Customize Chrome, or Download the QBO App
Customizing our client’s workspace in QBO is a big part of the service I provide. Best practices include creating a new Chrome person, and then adding bookmarks for each screen in our client’s workflow. You can further simplify by listing each bookmark in order of operations.
You can also leverage the QuickBooks Windows or Mac App, which provides many familiar desktop-like benefits, such as keyboard shortcuts and multiple windows. You can learn more in this article. The apps are available for both you and your clients.
Training – Keep it Simple but Thorough
I typically break up training sessions based on workflow and keep them to under two hours to avoid overwhelming the client and help them retain what they are learning. Multiple sessions also give me a chance to follow up on previous training. I try to stay focused on what they need to know to get the job done.
Training is also a great time to create the reports your client needs. By creating the reports with your client, they learn how to customize the reports themselves. Once I have created reports and Saved Customizations, the reports are added to the “My Custom Reports” tab in the Report Center, where I can schedule them to be automatically generated and emailed to the client or other parties at regular intervals – a huge benefit of QBO compared to desktop.
Keep Tabs on Your Client using QuickBooks Online Accountant (QBOA)

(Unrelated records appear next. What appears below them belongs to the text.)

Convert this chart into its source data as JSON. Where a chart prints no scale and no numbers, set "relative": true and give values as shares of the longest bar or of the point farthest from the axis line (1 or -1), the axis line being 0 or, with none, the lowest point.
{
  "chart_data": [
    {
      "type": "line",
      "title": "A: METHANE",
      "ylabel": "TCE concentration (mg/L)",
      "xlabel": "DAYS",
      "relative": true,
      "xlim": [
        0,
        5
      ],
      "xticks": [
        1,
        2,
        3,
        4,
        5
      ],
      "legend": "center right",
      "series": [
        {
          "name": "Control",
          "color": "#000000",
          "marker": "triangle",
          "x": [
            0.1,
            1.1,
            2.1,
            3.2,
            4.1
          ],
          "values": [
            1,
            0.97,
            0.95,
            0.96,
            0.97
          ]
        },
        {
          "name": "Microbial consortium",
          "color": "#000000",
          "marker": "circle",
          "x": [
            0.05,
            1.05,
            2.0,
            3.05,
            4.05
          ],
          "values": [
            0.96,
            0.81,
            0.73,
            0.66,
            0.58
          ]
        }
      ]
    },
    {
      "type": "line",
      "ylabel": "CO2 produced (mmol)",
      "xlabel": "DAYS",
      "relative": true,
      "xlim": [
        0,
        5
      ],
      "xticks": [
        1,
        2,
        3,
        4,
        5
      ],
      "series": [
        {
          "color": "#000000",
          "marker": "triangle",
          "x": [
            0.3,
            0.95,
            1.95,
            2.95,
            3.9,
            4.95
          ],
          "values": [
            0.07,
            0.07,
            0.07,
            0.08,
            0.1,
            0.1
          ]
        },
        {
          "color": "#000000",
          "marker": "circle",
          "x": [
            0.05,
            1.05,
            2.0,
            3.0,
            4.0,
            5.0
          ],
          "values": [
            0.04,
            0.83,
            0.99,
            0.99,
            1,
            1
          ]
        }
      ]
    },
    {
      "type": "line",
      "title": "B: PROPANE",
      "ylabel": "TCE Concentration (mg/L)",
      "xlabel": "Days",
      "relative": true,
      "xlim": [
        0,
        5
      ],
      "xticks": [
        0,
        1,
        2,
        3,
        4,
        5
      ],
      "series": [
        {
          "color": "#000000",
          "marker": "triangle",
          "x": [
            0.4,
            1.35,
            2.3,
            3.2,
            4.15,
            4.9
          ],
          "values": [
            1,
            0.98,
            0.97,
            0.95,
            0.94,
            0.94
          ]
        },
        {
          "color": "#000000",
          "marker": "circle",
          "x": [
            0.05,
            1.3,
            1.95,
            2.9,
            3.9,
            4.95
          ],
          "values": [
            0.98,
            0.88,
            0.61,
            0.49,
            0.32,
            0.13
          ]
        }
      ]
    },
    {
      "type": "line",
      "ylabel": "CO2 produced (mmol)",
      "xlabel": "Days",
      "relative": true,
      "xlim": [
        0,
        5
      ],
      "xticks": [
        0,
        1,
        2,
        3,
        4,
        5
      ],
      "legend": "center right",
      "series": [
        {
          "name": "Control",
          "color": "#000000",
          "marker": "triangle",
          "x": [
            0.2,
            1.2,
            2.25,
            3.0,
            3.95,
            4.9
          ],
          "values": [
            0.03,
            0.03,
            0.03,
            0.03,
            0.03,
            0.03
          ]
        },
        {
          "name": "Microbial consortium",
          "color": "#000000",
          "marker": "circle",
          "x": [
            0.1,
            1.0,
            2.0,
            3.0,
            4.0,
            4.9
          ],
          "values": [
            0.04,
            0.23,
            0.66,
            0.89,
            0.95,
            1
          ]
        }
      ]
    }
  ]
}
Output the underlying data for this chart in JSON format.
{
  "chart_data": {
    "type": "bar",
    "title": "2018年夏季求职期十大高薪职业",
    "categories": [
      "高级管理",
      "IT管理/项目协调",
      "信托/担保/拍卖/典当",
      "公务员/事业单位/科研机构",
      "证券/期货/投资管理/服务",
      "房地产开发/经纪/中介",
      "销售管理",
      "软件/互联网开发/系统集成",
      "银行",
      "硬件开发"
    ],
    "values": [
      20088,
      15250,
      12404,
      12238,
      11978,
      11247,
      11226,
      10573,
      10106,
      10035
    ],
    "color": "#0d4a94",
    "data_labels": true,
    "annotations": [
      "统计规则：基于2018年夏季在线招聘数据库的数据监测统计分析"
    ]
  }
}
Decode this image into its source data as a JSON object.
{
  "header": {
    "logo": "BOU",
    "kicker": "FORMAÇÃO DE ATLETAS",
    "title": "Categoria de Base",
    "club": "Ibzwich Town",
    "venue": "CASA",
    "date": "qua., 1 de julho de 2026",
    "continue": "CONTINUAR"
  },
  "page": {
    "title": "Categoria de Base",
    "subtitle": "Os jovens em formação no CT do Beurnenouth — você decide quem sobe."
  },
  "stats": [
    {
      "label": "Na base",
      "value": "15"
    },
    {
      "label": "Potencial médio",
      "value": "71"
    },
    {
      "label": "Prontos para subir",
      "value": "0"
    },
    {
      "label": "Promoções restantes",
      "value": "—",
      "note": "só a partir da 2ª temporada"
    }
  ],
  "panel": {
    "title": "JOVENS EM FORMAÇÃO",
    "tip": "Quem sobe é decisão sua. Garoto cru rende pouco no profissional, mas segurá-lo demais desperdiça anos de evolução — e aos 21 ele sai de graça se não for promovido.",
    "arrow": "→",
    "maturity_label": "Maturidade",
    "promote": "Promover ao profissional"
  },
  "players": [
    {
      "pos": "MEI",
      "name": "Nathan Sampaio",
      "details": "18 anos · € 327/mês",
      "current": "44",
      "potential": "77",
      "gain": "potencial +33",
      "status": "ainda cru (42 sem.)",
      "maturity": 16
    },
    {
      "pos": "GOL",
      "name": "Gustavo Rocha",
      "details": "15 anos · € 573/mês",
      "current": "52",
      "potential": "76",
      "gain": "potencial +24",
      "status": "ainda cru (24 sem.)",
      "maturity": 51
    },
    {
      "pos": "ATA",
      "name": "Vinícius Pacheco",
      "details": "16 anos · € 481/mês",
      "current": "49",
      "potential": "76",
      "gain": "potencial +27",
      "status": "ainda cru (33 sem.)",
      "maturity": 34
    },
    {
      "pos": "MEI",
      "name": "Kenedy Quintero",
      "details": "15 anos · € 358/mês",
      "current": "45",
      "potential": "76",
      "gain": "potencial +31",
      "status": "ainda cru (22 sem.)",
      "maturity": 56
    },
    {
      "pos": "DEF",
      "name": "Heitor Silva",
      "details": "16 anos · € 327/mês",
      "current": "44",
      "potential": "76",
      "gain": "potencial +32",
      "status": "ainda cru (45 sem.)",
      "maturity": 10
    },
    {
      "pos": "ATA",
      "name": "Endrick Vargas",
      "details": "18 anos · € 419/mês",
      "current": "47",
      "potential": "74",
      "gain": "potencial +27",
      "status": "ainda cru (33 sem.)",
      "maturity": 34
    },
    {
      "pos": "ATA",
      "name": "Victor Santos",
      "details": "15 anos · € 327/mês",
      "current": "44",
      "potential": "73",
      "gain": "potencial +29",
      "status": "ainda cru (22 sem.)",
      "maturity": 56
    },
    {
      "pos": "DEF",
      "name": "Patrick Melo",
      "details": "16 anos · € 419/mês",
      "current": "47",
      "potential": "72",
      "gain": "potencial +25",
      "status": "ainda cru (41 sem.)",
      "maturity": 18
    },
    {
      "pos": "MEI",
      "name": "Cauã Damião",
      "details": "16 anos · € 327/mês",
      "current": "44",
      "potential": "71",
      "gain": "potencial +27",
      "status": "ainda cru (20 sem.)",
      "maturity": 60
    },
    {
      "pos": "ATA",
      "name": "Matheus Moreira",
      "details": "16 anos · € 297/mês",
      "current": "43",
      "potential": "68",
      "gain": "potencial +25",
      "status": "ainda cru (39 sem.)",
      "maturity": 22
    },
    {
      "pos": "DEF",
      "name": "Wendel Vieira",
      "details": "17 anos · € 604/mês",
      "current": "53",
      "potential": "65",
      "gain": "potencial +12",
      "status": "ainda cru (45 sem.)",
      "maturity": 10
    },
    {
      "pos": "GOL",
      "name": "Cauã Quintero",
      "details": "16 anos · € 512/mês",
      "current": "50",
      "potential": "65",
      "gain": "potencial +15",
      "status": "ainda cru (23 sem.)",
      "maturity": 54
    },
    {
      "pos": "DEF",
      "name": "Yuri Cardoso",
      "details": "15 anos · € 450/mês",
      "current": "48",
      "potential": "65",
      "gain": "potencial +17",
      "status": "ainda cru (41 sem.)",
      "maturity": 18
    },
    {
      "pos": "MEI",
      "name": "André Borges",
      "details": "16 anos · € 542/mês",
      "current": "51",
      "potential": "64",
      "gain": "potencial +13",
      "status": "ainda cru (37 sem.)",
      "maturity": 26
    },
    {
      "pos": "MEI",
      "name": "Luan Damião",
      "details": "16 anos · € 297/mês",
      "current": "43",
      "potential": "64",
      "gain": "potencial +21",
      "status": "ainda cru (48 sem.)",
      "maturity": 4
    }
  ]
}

QBOA is chock-full of tools that I use to collaborate with our clients. I pay special attention to the Client List after implementation to make sure that things are going well. If the number of unaccepted transactions is growing day by day, this could indicate that the client is overwhelmed. The Client List also shows if the Bank Feed download has failed. I frequently check accounts, such as Undeposited Funds, A/R and A/P, for unusual balances to make sure the client is completing the workflows properly.
The more clients I convert to QBO from QBDT, the easier it is to manage our own workflow and stay on top of our clients. I love having one central place to access our clients’ data, and instead of spending time exchanging files and setting up remote access, I am spending more time helping our clients who use QBO to improve their own business strategies.